Writing in the journal PLOS ONE, Dr Louis-Jean Boë and colleagues said: “Language is a distinguishing characteristic of our species and the course of its evolution is one of the hardest problems in science.

“It has long been generally considered that human speech requires a low larynx, and that the high larynx of non-human primates should preclude their producing the vowel systems universally found in human language.

“Examining the vocalisations through acoustic analyses, tongue anatomy and modelling of acoustic potential, we found that baboons produce sounds sharing the f1/f2 formant [sound frequencies] structure of the human vowels.”

They said their research confirmed that hominoids like baboons were capable of making contrasting vowel qualities despite their high larynx.

And Dr Boë, of Grenoble Alpes University, France, argued this had significant implications for the beginnings of the languages spoken by people today.

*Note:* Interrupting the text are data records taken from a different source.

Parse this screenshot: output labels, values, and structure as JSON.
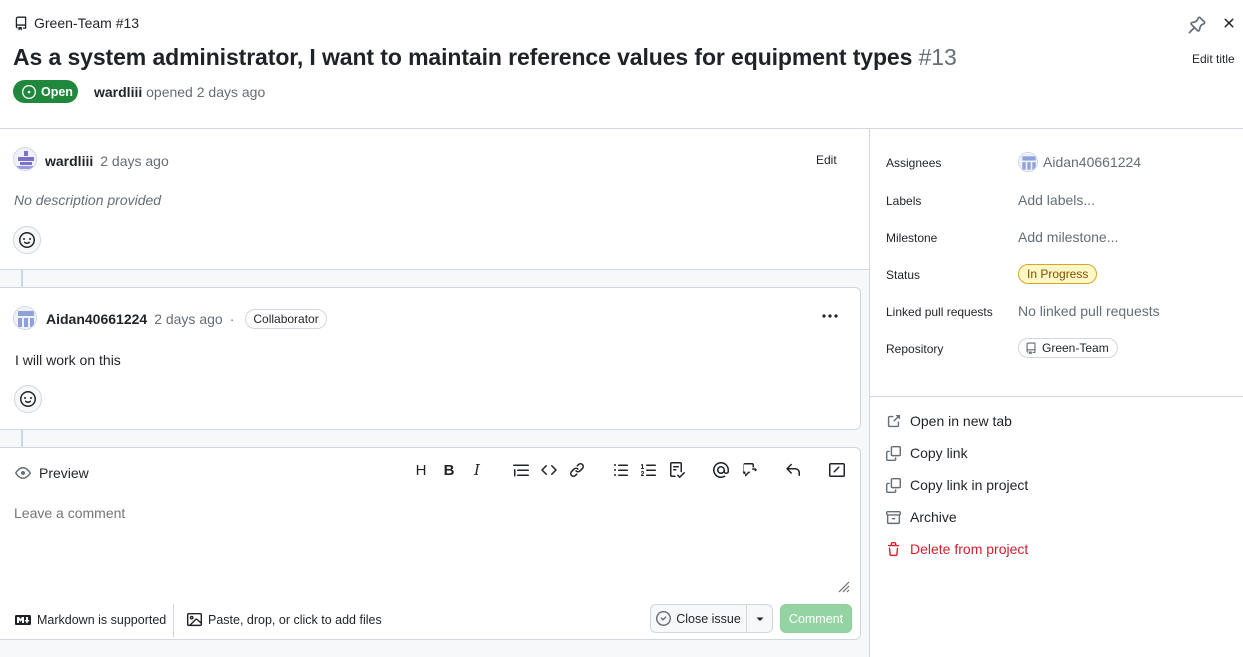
{
  "header": {
    "repo_crumb": "Green-Team #13",
    "title": "As a system administrator, I want to maintain reference values for equipment types",
    "issue_number": "#13",
    "state": "Open",
    "author": "wardliii",
    "opened_text": "opened 2 days ago",
    "edit_title": "Edit title"
  },
  "description": {
    "author": "wardliii",
    "time": "2 days ago",
    "edit_label": "Edit",
    "body": "No description provided"
  },
  "comment": {
    "author": "Aidan40661224",
    "time": "2 days ago",
    "separator": "·",
    "role": "Collaborator",
    "body": "I will work on this"
  },
  "editor": {
    "preview_label": "Preview",
    "placeholder": "Leave a comment",
    "markdown_note": "Markdown is supported",
    "attach_note": "Paste, drop, or click to add files",
    "close_issue_label": "Close issue",
    "comment_label": "Comment"
  },
  "sidebar": {
    "fields": {
      "assignees_label": "Assignees",
      "assignees_value": "Aidan40661224",
      "labels_label": "Labels",
      "labels_value": "Add labels...",
      "milestone_label": "Milestone",
      "milestone_value": "Add milestone...",
      "status_label": "Status",
      "status_value": "In Progress",
      "linked_label": "Linked pull requests",
      "linked_value": "No linked pull requests",
      "repository_label": "Repository",
      "repository_value": "Green-Team"
    },
    "actions": {
      "open_new_tab": "Open in new tab",
      "copy_link": "Copy link",
      "copy_link_project": "Copy link in project",
      "archive": "Archive",
      "delete": "Delete from project"
    }
  },
  "colors": {
    "open_green": "#1f883d",
    "comment_btn_disabled": "#94d3a2",
    "danger": "#cf222e",
    "status_bg": "#fff8c5"
  }
}
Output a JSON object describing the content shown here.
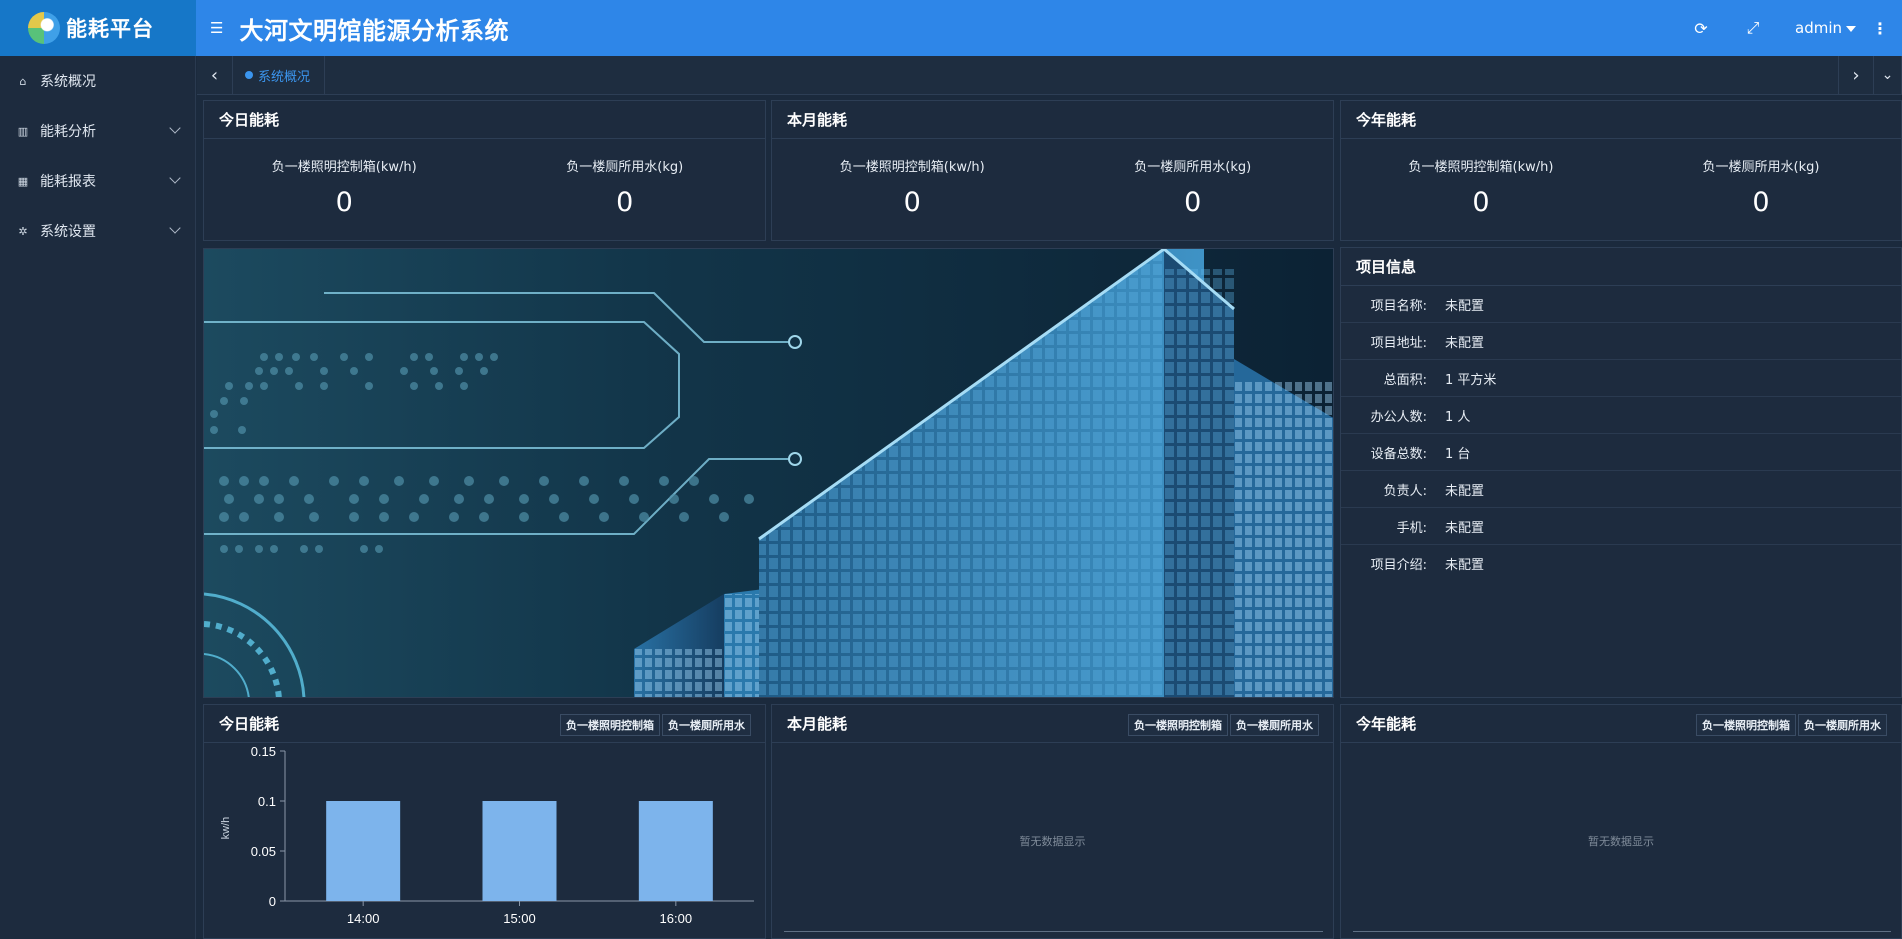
{
  "app": {
    "logo_text": "能耗平台",
    "title": "大河文明馆能源分析系统"
  },
  "header": {
    "user": "admin",
    "icons": [
      "refresh-icon",
      "fullscreen-icon",
      "more-icon"
    ]
  },
  "sidebar": {
    "items": [
      {
        "label": "系统概况",
        "icon": "home-icon",
        "expandable": false
      },
      {
        "label": "能耗分析",
        "icon": "bar-chart-icon",
        "expandable": true
      },
      {
        "label": "能耗报表",
        "icon": "table-icon",
        "expandable": true
      },
      {
        "label": "系统设置",
        "icon": "gear-icon",
        "expandable": true
      }
    ]
  },
  "tabs": {
    "active": "系统概况"
  },
  "summary": [
    {
      "title": "今日能耗",
      "metrics": [
        {
          "label": "负一楼照明控制箱(kw/h)",
          "value": "0"
        },
        {
          "label": "负一楼厕所用水(kg)",
          "value": "0"
        }
      ]
    },
    {
      "title": "本月能耗",
      "metrics": [
        {
          "label": "负一楼照明控制箱(kw/h)",
          "value": "0"
        },
        {
          "label": "负一楼厕所用水(kg)",
          "value": "0"
        }
      ]
    },
    {
      "title": "今年能耗",
      "metrics": [
        {
          "label": "负一楼照明控制箱(kw/h)",
          "value": "0"
        },
        {
          "label": "负一楼厕所用水(kg)",
          "value": "0"
        }
      ]
    }
  ],
  "project": {
    "title": "项目信息",
    "rows": [
      {
        "key": "项目名称:",
        "value": "未配置"
      },
      {
        "key": "项目地址:",
        "value": "未配置"
      },
      {
        "key": "总面积:",
        "value": "1 平方米"
      },
      {
        "key": "办公人数:",
        "value": "1 人"
      },
      {
        "key": "设备总数:",
        "value": "1 台"
      },
      {
        "key": "负责人:",
        "value": "未配置"
      },
      {
        "key": "手机:",
        "value": "未配置"
      },
      {
        "key": "项目介绍:",
        "value": "未配置"
      }
    ]
  },
  "charts": [
    {
      "title": "今日能耗",
      "legend": [
        "负一楼照明控制箱",
        "负一楼厕所用水"
      ],
      "nodata": ""
    },
    {
      "title": "本月能耗",
      "legend": [
        "负一楼照明控制箱",
        "负一楼厕所用水"
      ],
      "nodata": "暂无数据显示"
    },
    {
      "title": "今年能耗",
      "legend": [
        "负一楼照明控制箱",
        "负一楼厕所用水"
      ],
      "nodata": "暂无数据显示"
    }
  ],
  "chart_data": {
    "type": "bar",
    "categories": [
      "14:00",
      "15:00",
      "16:00"
    ],
    "values": [
      0.1,
      0.1,
      0.1
    ],
    "ylabel": "kw/h",
    "ylim": [
      0,
      0.15
    ],
    "yticks": [
      "0",
      "0.05",
      "0.1",
      "0.15"
    ],
    "bar_color": "#7db4ec",
    "grid": false
  },
  "colors": {
    "header": "#2e86e8",
    "logo_bg": "#1677c8",
    "background": "#1b2a3d",
    "accent": "#3b95ee"
  }
}
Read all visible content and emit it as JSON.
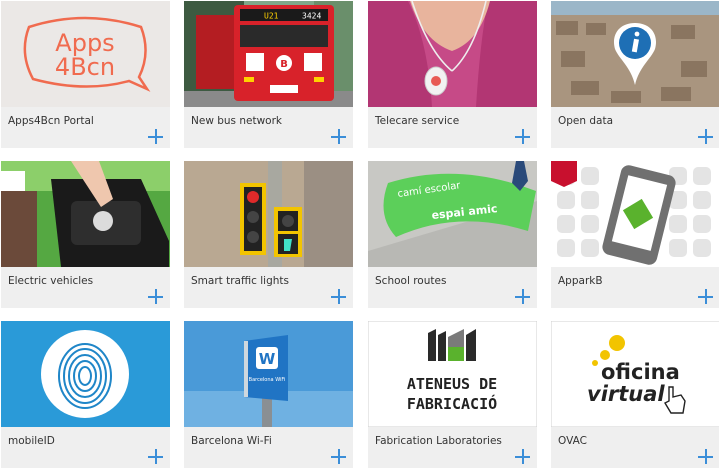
{
  "tiles": [
    {
      "label": "Apps4Bcn Portal",
      "icon": "apps4bcn-logo"
    },
    {
      "label": "New bus network",
      "icon": "bus-photo",
      "bus_display": "U21",
      "bus_number": "3424"
    },
    {
      "label": "Telecare service",
      "icon": "telecare-pendant-photo"
    },
    {
      "label": "Open data",
      "icon": "info-pin-icon"
    },
    {
      "label": "Electric vehicles",
      "icon": "ev-charging-photo"
    },
    {
      "label": "Smart traffic lights",
      "icon": "traffic-light-photo"
    },
    {
      "label": "School routes",
      "icon": "school-route-photo",
      "road_text_1": "camí escolar",
      "road_text_2": "espai amic"
    },
    {
      "label": "ApparkB",
      "icon": "phone-parking-icon"
    },
    {
      "label": "mobileID",
      "icon": "fingerprint-icon"
    },
    {
      "label": "Barcelona Wi-Fi",
      "icon": "wifi-sign-photo",
      "sign_text": "Barcelona WiFi"
    },
    {
      "label": "Fabrication Laboratories",
      "icon": "ateneus-logo",
      "logo_line1": "ATENEUS DE",
      "logo_line2": "FABRICACIÓ"
    },
    {
      "label": "OVAC",
      "icon": "oficina-virtual-logo",
      "logo_line1": "oficina",
      "logo_line2": "virtual"
    }
  ],
  "logo_text": {
    "apps4bcn_line1": "Apps",
    "apps4bcn_line2": "4Bcn"
  },
  "colors": {
    "accent": "#3b8ed8",
    "card_bg": "#efefef",
    "bus_red": "#d8222a",
    "traffic_yellow": "#f2c400",
    "school_green": "#5ccf5a",
    "brand_red": "#c8102e"
  }
}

Previously it was thought that the spoken word originated sometime within the last 70,000 to 100,000 years.

However the researchers wrote in the PLOS ONE paper that their findings suggested “spoken languages evolved from ancient articulatory skills already present in our last common ancestor with Cercopithecoidea, about 25 million years ago”.

As part of their work, they listened to some 1,335 spontaneous vocalizations produced by 15 male and female Guinea baboons in different social contexts.

They also studied the anatomy of vocal tracts from two baboons after they had died of natural causes.

Humans are able to make vowel sounds because they can precisely control the position of the tongue.

The anatomical examinations of the baboons’ tongues found they had the same muscles found in humans, suggesting they use a similar technique.